The figure was another surprise. She expected him to say a few hundred. It left her briefly speechless.
He misread the pause. “I can pay it back out of the money from the house,” he said quickly. “With interest. I wouldn't ask if it weren't....”
“No, no, that's all right, interest won't be necessary, and I'm not worried about your paying it back. It's only, I don't think I have that much in my account.”
“Can you spare two?”
She did a quick mental calculation. “Yes, I think I can. I'll have to stop by the bank a little later. Did you want me to drop it off at the restaurant?”
“I'll come pick it up at your office. If that's all right? And, Catherine, you are a peach, you don't know how much I appreciate this.”
“Don't give it a thought,” she assured him. It was not until he had rung off that she realized that she had forgotten to mention the bank statement.
Well, no matter, she thought, looking at it once again. He could pick that up with the cash.
She was still staring at the envelope, puzzling at the strangeness of Walter's behavior, when the phone rang again. This time it was a woman's voice, one she didn't recognize. “I'm calling from Fidelity Bank and Trust,” she said.
Another coincidence?
“Yes?”
“There seems to be a slight problem with your account. It's a bit overdrawn. We wondered if you could take care of that at your earliest convenience?”
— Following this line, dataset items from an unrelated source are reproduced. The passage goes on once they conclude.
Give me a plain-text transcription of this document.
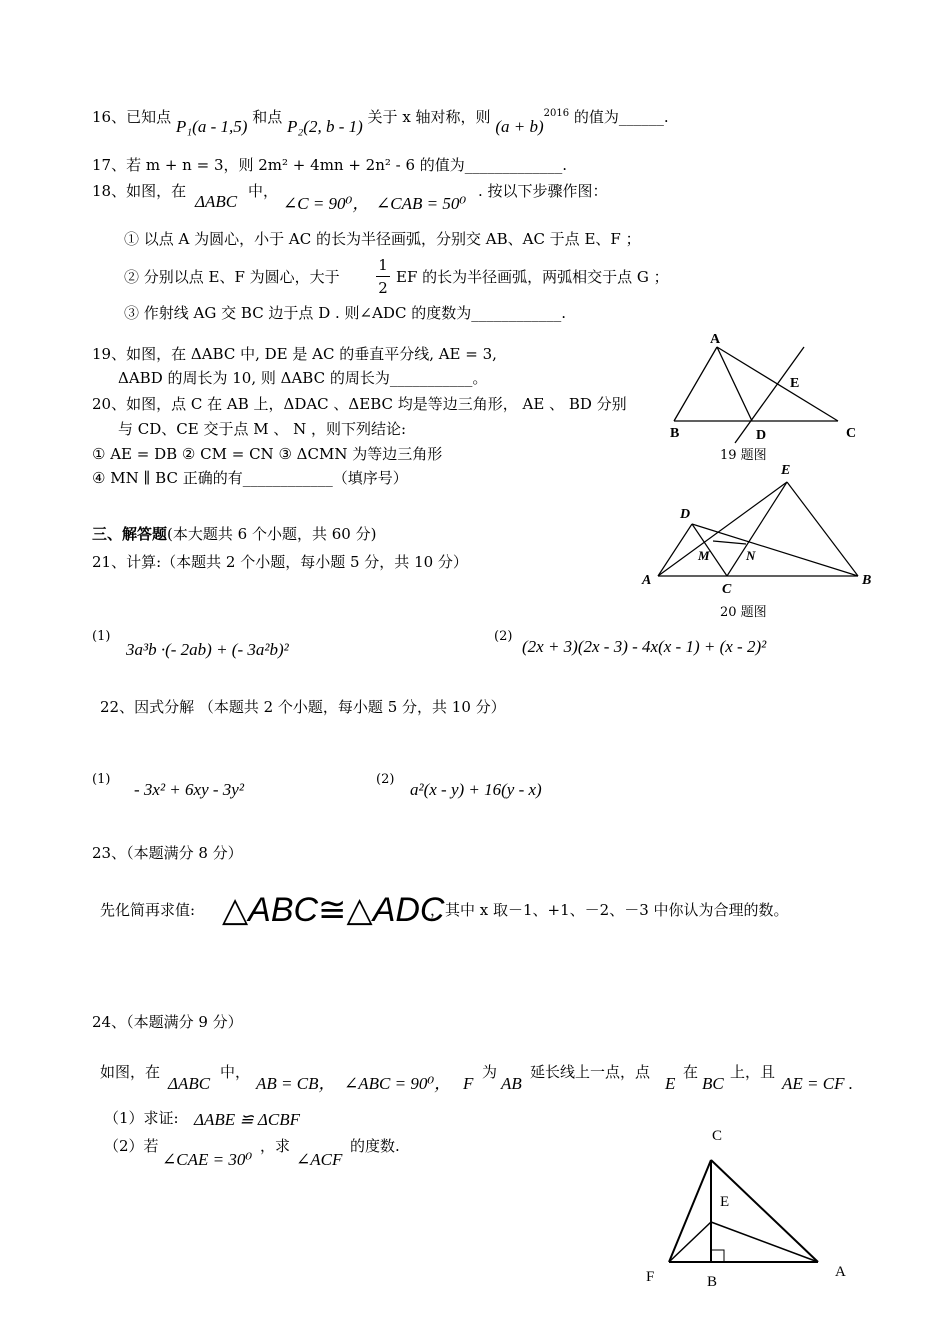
16、已知点 P₁(a - 1,5) 和点 P₂(2, b - 1) 关于 x 轴对称，则 $(a + b)^{2016}$ 的值为______.
17、若 m + n = 3，则 2m² + 4mn + 2n² - 6 的值为_____________.
18、如图，在
ΔABC
中，
∠C = 90⁰， ∠CAB = 50⁰
. 按以下步骤作图：
① 以点 A 为圆心，小于 AC 的长为半径画弧，分别交 AB、AC 于点 E、F ；
② 分别以点 E、F 为圆心，大于
1
2
EF 的长为半径画弧，两弧相交于点 G ；
③ 作射线 AG 交 BC 边于点 D . 则∠ADC 的度数为____________.
19、如图，在 ΔABC 中, DE 是 AC 的垂直平分线, AE = 3,
ΔABD 的周长为 10, 则 ΔABC 的周长为___________。
20、如图，点 C 在 AB 上，ΔDAC 、ΔEBC 均是等边三角形， AE 、 BD 分别
与 CD、CE 交于点 M 、 N ，则下列结论:
① AE = DB ② CM = CN ③ ΔCMN 为等边三角形
④ MN ∥ BC 正确的有____________（填序号）
A
B	C
D
E
19 题图
E
D
M	N
A
C
B
20 题图
三、解答题(本大题共 6 个小题，共 60 分)
21、计算:（本题共 2 个小题，每小题 5 分，共 10 分）
(1)
3a³b ·(- 2ab) + (- 3a²b)²
(2)
(2x + 3)(2x - 3) - 4x(x - 1) + (x - 2)²
22、因式分解 （本题共 2 个小题，每小题 5 分，共 10 分）
(1)
- 3x² + 6xy - 3y²
(2)
a²(x - y) + 16(y - x)
23、（本题满分 8 分）
先化简再求值: △ABC≅△ADC
，其中 x 取－1、+1、－2、－3 中你认为合理的数。
24、（本题满分 9 分）
如图，在
ΔABC
中，
AB = CB， ∠ABC = 90⁰， F
为
AB
延长线上一点，点
E
在
BC
上，且
AE = CF .
（1）求证: ΔABE ≌ ΔCBF
（2）若
∠CAE = 30⁰
，求
∠ACF
的度数.
C
E
F	B
A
“You must mean the joint account that my husband and I keep,” Catherine said.
“Yes. That would be the one.” She rattled off an account number. Catherine jotted it down. “It's only a few hundred, you understand. But we do like to stay on top of these things.”
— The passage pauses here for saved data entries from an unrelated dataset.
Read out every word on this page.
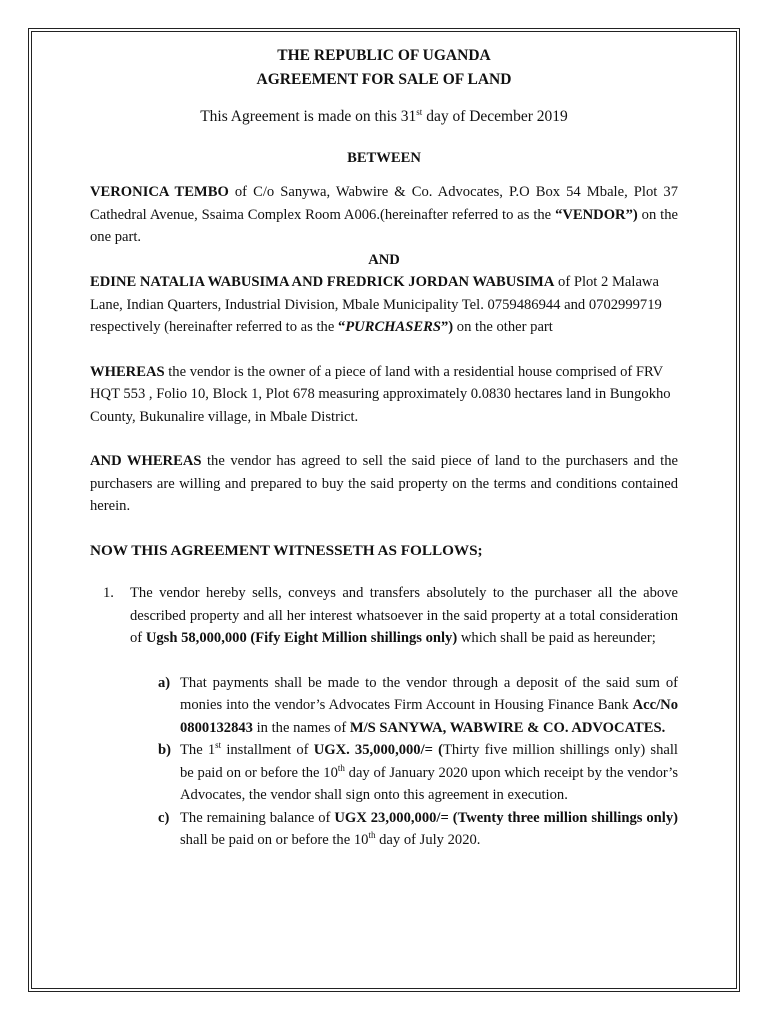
THE REPUBLIC OF UGANDA
AGREEMENT FOR SALE OF LAND

This Agreement is made on this 31st day of December 2019

BETWEEN

VERONICA TEMBO of C/o Sanywa, Wabwire & Co. Advocates, P.O Box 54 Mbale, Plot 37 Cathedral Avenue, Ssaima Complex Room A006.(hereinafter referred to as the “VENDOR”) on the one part.

AND

EDINE NATALIA WABUSIMA AND FREDRICK JORDAN WABUSIMA of Plot 2 Malawa Lane, Indian Quarters, Industrial Division, Mbale Municipality Tel. 0759486944 and 0702999719 respectively (hereinafter referred to as the “PURCHASERS”) on the other part

WHEREAS the vendor is the owner of a piece of land with a residential house comprised of FRV HQT 553 , Folio 10, Block 1, Plot 678 measuring approximately 0.0830 hectares land in Bungokho County, Bukunalire village, in Mbale District.

AND WHEREAS the vendor has agreed to sell the said piece of land to the purchasers and the purchasers are willing and prepared to buy the said property on the terms and conditions contained herein.

NOW THIS AGREEMENT WITNESSETH AS FOLLOWS;

1. The vendor hereby sells, conveys and transfers absolutely to the purchaser all the above described property and all her interest whatsoever in the said property at a total consideration of Ugsh 58,000,000 (Fify Eight Million shillings only) which shall be paid as hereunder;

a) That payments shall be made to the vendor through a deposit of the said sum of monies into the vendor’s Advocates Firm Account in Housing Finance Bank Acc/No 0800132843 in the names of M/S SANYWA, WABWIRE & CO. ADVOCATES.

b) The 1st installment of UGX. 35,000,000/= (Thirty five million shillings only) shall be paid on or before the 10th day of January 2020 upon which receipt by the vendor’s Advocates, the vendor shall sign onto this agreement in execution.

c) The remaining balance of UGX 23,000,000/= (Twenty three million shillings only) shall be paid on or before the 10th day of July 2020.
For a long moment Catherine contemplated what she had just been told. It was even more incredible to her that Walter could have allowed a bank account to be overdrawn. “I don't understand,” she said, more to herself than to the woman on the phone.
“Well, there have been some rather large checks drawn on the account of late. Perhaps your husband wrote them, but you have seen the statement, I presume. Or if you haven't, I could send you another copy, if you like.”
The statement?
“No, that won't be necessary. I'll....”
“You really should review the charges,” the voice said, and then there was a change on the line and she was listening to a syrupy orchestral arrangement of Eric Clapton's “Layla.” After a few seconds, the line changed again and a woman's voice, a different voice, said, “This is Miss Frazier, thank you for holding. How may I help you?”
“I was talking to someone else,” Catherine said, “Just a moment earlier. Another woman.”
After a pause, Miss Frazier asked, “Do you recall her name?”
“I...I don't think she gave me one.”
“I see.” Miss Frazier took a moment to consider. “Perhaps I can help you. What seems to be your problem?”
“Our account appears to be overdrawn.” She gave Miss Frazier the account number she had jotted down.
“Let me pull up that account.” Miss Frazier left her to listen to more of “Layla.” It was all legato strings, sweeping crescendos, muted rhythm. Only the melody was recognizable. She hoped for his sake Eric Clapton never heard it.
Miss Frazier came back on the line. Catherine was not surprised when she said, “I don't find anything wrong on that account. Are you sure of the number?”